Lumber producers in regions infested with the dreaded mountain pine beetle are facing trouble. The beetle lays its eggs under the bark of pine trees, at the same time introducing blue stain fungus that prevents the tree from fighting back against the beetle. In combination, the feeding beetle larvae and the fungus soon kill the tree. For lumber producers, it’s a double whammy: their trees are dying, and the lumber they can saw from salvaged timber is stained blue.
But some buyers like the blue stain, reports the Rapid City Journal (“Markets sought for pine beetle infested wood,” by Mary Garrigan).

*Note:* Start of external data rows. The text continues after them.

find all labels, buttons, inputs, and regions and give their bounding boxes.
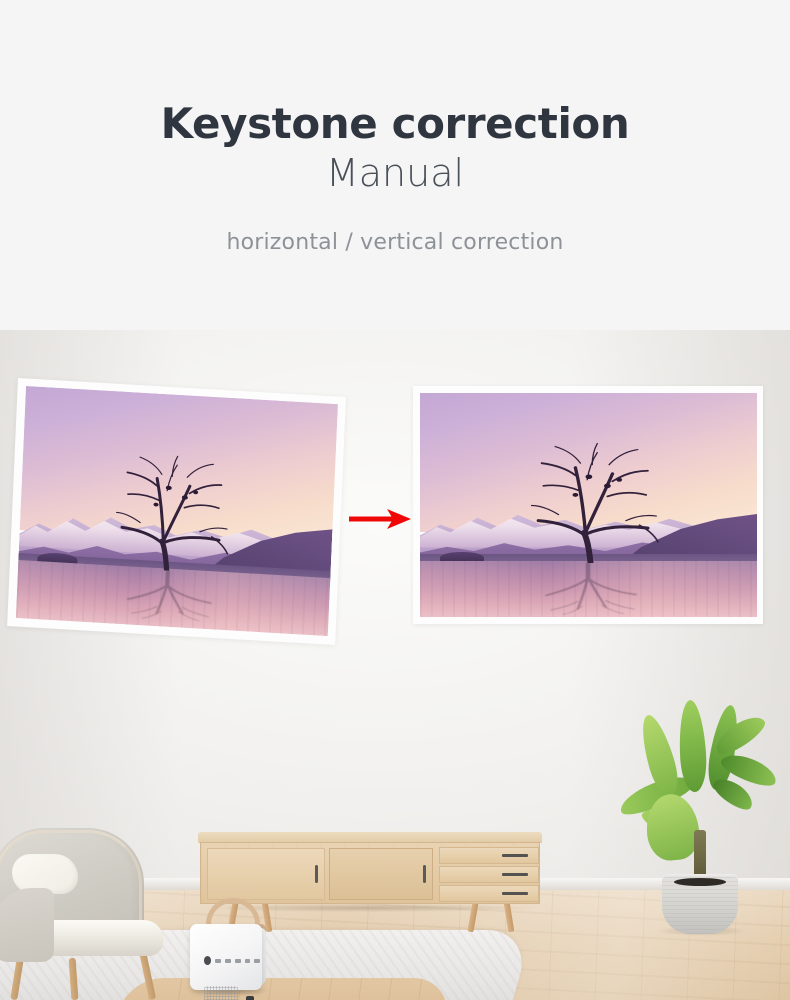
console-drawer	[439, 885, 539, 902]
armchair-arm	[0, 888, 54, 962]
drawer-handle	[502, 892, 528, 895]
page-subtitle: Manual	[0, 152, 790, 196]
console-drawers	[439, 847, 539, 903]
potted-plant	[620, 698, 780, 930]
projector-badge	[246, 996, 254, 1000]
drawer-handle	[502, 854, 528, 857]
port-icon	[215, 959, 221, 963]
distorted-projection-photo	[16, 386, 338, 636]
tree-reflection-icon	[97, 567, 237, 626]
lens-icon	[204, 956, 211, 965]
photo-scene	[420, 393, 757, 617]
console-sliding-door	[329, 848, 433, 900]
armchair	[0, 828, 182, 1000]
console-sliding-door	[207, 848, 325, 900]
drawer-handle	[502, 873, 528, 876]
projector	[182, 898, 278, 994]
console-body	[200, 842, 540, 904]
armchair-leg	[139, 950, 156, 1000]
tree-reflection-icon	[514, 563, 662, 617]
armchair-leg	[69, 958, 79, 1000]
port-icon	[254, 959, 260, 963]
port-icon	[235, 959, 241, 963]
correction-arrow-icon	[349, 508, 411, 530]
page-root: Keystone correction Manual horizontal / …	[0, 0, 790, 1000]
page-caption: horizontal / vertical correction	[0, 230, 790, 255]
pot-soil	[674, 878, 726, 886]
tree-icon	[508, 442, 677, 563]
header: Keystone correction Manual horizontal / …	[0, 0, 790, 330]
console-drawer	[439, 847, 539, 864]
projector-vent	[204, 986, 238, 1000]
console-drawer	[439, 866, 539, 883]
door-handle	[315, 865, 318, 883]
projector-ports	[204, 956, 260, 965]
page-title: Keystone correction	[0, 100, 790, 148]
port-icon	[225, 959, 231, 963]
tree-icon	[93, 451, 248, 576]
corrected-projection-photo	[420, 393, 757, 617]
port-icon	[245, 959, 251, 963]
photo-scene	[16, 386, 338, 636]
door-handle	[423, 865, 426, 883]
distorted-projection	[18, 378, 346, 626]
plant-leaf	[635, 712, 683, 800]
projector-body	[190, 924, 262, 990]
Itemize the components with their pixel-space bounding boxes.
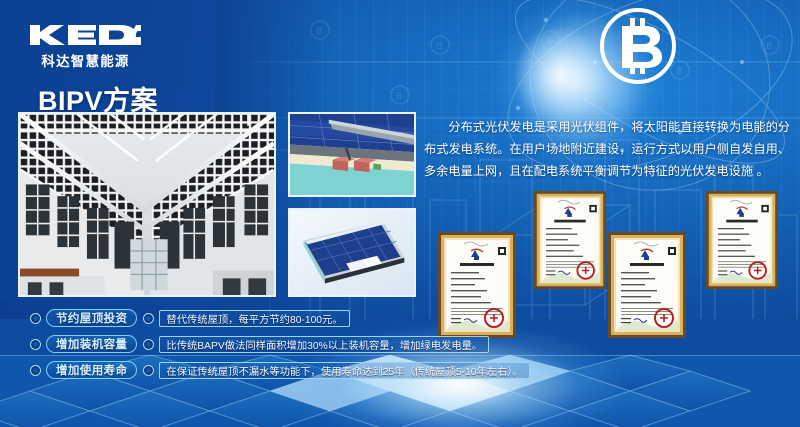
patent-certificate-icon [534,190,606,290]
svg-text:B: B [396,91,402,101]
brand-logo-cn: 科达智慧能源 [28,50,143,70]
patent-certificate-icon [706,190,778,290]
benefit-description: 比传统BAPV做法同样面积增加30%以上装机容量，增加绿电发电量。 [159,336,489,353]
keda-wordmark-icon [28,22,143,48]
bipv-atrium-skylight-photo [18,112,276,297]
benefit-label: 增加使用寿命 [46,361,137,379]
benefit-row: 节约屋顶投资 替代传统屋顶，每平方节约80-100元。 [30,307,450,329]
benefits-list: 节约屋顶投资 替代传统屋顶，每平方节约80-100元。 增加装机容量 比传统BA… [30,307,450,385]
bullet-dot-icon [30,339,41,350]
bullet-dot-icon [143,313,154,324]
brand-logo[interactable]: 科达智慧能源 [28,22,143,70]
svg-text:B: B [766,41,772,51]
solar-panel-mounting-detail-render [288,112,416,197]
benefit-description: 在保证传统屋顶不漏水等功能下，使用寿命达到25年（传统屋顶5-10年左右）。 [159,362,529,379]
benefit-description: 替代传统屋顶，每平方节约80-100元。 [159,310,349,327]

Tom Shaffer, an executive with lumber producer Neiman Enterprises, told the paper he wishes he could find more customers like Steve and Kathy Mullins. The pair are building a custom lodge in the Black Hills whose interior is finished out with boards sawn from beetle-killed pine.
“We fell in love with the exceptional beauty and charm” of blue-stained pine, Kathy Mullins told the Journal. The paper describes the attraction this way: “The ‘stain’ varies from shades of light blue to smoky grays to a pale black wash that marks the beetles' advance into the tree. Sometimes the blue stain barely feathers the edge; sometimes it invades far into a board, creating a sharp contrast as it butts up to the warm wood tones of the tree's heartwood.”
Will other buyers feel the same way? Neiman Enterprises’ Shaffer hopes so. His company processes a million and a half trees a year, reports the Journal — and of those, at least 30% had blue stain last.